GAYA RAMBUT "NEW NORMAL"
Awalnya sih mampir ke tukang cukur langganan, bukan untuk pangkas rambut. Melainkan cuma mau rapikan kumis dan jenggot. Nyatanya saya potong rambut.
Biar kelihatan macho aja. Bukan macho = mantan chopet atau makan choto ya..
Maklum, pasca lebaran dan selama "stay at home" dan "work from home" pada musim pandemi Covid-19, segala sesuatu yang "berambut" terabaikan dari perhatian. Terutama rambut yang ada di kepala.
Sempat bingung milih model rambut. Awalnya, mau nyukur tipis-tipis saja.
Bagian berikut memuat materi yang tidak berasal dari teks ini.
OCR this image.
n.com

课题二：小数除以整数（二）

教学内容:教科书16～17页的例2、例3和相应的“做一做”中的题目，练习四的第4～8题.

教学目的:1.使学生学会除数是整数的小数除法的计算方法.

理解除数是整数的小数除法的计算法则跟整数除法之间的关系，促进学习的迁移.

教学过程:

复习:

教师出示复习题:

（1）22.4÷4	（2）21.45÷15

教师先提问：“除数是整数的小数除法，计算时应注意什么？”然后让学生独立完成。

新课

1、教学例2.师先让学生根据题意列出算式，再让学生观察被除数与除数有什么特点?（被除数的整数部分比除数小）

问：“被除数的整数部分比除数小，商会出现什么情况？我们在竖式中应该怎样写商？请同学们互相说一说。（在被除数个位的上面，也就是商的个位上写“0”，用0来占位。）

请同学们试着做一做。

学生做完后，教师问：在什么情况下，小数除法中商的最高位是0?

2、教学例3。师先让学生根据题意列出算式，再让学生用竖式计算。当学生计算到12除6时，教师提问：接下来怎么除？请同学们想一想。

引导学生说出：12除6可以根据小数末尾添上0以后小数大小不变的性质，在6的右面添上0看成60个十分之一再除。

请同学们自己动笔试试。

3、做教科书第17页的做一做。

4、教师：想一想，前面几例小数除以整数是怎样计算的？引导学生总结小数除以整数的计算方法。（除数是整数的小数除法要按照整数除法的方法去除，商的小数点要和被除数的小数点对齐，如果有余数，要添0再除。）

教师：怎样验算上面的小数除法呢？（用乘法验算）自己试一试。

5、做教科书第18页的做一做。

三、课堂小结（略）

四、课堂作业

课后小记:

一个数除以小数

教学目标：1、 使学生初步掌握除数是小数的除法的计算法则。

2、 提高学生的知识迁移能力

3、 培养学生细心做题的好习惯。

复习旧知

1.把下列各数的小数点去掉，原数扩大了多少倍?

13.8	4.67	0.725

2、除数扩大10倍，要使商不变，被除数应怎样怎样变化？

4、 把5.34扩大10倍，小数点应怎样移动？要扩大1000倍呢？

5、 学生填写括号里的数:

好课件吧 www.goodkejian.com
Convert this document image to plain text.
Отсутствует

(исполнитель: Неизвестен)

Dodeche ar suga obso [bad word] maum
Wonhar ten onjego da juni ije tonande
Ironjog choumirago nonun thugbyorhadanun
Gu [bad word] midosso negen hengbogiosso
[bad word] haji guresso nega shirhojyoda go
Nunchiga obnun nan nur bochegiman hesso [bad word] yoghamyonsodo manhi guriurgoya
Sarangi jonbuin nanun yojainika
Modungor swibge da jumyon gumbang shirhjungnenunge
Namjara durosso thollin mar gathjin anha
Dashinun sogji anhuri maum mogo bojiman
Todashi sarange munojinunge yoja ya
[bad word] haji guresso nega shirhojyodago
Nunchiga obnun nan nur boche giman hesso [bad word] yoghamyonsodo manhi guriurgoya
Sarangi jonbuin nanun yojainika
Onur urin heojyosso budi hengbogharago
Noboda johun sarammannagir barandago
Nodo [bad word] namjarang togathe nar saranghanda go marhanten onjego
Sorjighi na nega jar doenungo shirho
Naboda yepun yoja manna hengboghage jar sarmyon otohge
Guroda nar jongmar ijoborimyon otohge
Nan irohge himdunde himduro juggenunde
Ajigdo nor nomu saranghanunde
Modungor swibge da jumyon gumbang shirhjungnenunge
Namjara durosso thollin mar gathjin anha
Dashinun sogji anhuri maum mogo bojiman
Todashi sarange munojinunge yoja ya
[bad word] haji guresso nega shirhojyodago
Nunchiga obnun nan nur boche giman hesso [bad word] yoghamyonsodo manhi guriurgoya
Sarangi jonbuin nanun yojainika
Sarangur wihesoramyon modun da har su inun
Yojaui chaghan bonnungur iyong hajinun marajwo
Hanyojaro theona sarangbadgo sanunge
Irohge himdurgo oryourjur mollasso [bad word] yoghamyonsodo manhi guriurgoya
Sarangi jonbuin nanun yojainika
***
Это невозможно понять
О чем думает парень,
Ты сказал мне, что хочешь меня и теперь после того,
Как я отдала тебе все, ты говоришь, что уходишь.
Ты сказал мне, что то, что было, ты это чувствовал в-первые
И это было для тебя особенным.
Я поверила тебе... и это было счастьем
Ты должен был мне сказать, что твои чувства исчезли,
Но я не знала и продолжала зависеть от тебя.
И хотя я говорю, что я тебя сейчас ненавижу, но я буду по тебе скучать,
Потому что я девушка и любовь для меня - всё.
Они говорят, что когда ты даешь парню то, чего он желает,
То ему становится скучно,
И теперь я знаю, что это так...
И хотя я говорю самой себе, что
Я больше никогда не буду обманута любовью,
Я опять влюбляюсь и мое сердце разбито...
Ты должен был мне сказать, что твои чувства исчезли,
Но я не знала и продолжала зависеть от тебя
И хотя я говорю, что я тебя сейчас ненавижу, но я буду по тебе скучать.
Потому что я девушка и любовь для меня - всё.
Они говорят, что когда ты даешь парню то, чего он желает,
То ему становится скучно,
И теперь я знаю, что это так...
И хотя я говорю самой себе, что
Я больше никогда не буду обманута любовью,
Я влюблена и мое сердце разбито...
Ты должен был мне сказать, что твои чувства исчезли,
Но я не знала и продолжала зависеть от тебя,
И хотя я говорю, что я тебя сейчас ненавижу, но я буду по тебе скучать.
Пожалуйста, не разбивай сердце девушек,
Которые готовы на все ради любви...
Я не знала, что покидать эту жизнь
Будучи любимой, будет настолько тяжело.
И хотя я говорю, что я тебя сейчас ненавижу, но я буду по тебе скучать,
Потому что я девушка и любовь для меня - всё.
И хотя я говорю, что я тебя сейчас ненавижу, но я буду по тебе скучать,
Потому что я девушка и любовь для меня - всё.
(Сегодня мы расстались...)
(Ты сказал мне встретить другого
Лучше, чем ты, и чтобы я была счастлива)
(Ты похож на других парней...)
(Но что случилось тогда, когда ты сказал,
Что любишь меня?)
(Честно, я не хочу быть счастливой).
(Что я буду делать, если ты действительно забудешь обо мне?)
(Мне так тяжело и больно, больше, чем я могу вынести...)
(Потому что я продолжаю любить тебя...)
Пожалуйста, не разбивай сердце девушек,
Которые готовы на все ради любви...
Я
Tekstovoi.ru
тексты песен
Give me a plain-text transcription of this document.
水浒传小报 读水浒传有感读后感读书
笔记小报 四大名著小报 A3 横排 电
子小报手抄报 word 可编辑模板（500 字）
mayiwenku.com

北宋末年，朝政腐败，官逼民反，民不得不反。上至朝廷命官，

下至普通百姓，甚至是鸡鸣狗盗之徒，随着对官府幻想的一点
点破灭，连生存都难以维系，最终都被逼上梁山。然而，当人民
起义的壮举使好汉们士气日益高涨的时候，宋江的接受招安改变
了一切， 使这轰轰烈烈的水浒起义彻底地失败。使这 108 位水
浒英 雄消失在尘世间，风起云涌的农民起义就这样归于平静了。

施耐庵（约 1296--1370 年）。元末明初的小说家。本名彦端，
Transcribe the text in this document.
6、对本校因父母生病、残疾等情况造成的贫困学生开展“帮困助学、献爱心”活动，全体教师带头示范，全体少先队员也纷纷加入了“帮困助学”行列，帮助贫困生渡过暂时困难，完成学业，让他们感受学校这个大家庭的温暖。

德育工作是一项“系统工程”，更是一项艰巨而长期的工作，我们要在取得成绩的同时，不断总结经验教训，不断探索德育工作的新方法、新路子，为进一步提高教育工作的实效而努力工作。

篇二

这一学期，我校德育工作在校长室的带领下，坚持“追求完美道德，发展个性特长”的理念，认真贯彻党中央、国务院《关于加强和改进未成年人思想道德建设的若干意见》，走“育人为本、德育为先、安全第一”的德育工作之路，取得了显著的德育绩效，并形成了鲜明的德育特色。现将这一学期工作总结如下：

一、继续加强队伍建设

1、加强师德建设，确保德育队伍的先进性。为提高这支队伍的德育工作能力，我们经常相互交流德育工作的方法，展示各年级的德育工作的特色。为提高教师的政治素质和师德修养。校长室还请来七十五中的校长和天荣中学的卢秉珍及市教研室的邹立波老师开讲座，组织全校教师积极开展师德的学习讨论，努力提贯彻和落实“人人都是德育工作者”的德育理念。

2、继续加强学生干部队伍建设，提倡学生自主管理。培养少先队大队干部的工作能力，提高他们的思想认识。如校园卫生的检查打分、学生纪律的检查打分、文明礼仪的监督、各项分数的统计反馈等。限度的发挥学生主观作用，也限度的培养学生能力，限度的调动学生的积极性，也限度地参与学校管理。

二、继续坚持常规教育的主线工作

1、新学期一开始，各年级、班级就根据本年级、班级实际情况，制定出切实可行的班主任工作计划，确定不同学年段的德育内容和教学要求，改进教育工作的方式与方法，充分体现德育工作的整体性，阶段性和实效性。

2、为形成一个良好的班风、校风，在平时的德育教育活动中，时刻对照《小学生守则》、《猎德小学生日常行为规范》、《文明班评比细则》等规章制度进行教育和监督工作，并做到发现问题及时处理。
Dengan tetap mempertahankan uban, yang belakangan semakin meluas tak terkendali. Rupanya, PSBB tak berlaku bagi rambut beruban
Misalnya tetap beruban seperti almarhum Adnan Buyung Nasution, atau politisi dan mantan menteri Hatta Rajasa. Atau sebaliknya. Lebih ekstrim dengan memilih kepala plontos, botak, meniru "style" Dedy Corbuzier atau Maman Suherman?
Gubernur Jawa Tengah, Mas Ganjar Pranowo, dalam satu wawancara di acara Rossy Kompas TV, memuji orang yang beruban dan tetap memilih tidak menyemir atau mengecat rambut. Kenapa?
"Dengan rambut dibiarkan tetap uban, tidak dicat atau disemir, pertanda orang tersebut jujur apa adanya. Tidak suka manipulasi penampilan. Saya puji. Sebab manipulasi itu bagian dari perbuatan korupsi. Orang tidak jujur itu koruptor," katanya.
Dalam agama Islam, dilarang menghitamkan rambut uban. Kecuali jika rambut disemir atau dicat dengan warna lain, misalnya: pirang, coklat dan lain-lain. Jangan warna hitam.
Di kampung saya di Makassar, Sulsel, rambut uban disebut 'uang' atau 'uangngang' alias orang yang sudah beruban (ubanan).
Jadi biar pun di perantauan saya miskin, tidak kaya karena tak punya duit, kalau pulang kampung saya langsung naik status menjadi orang kaya.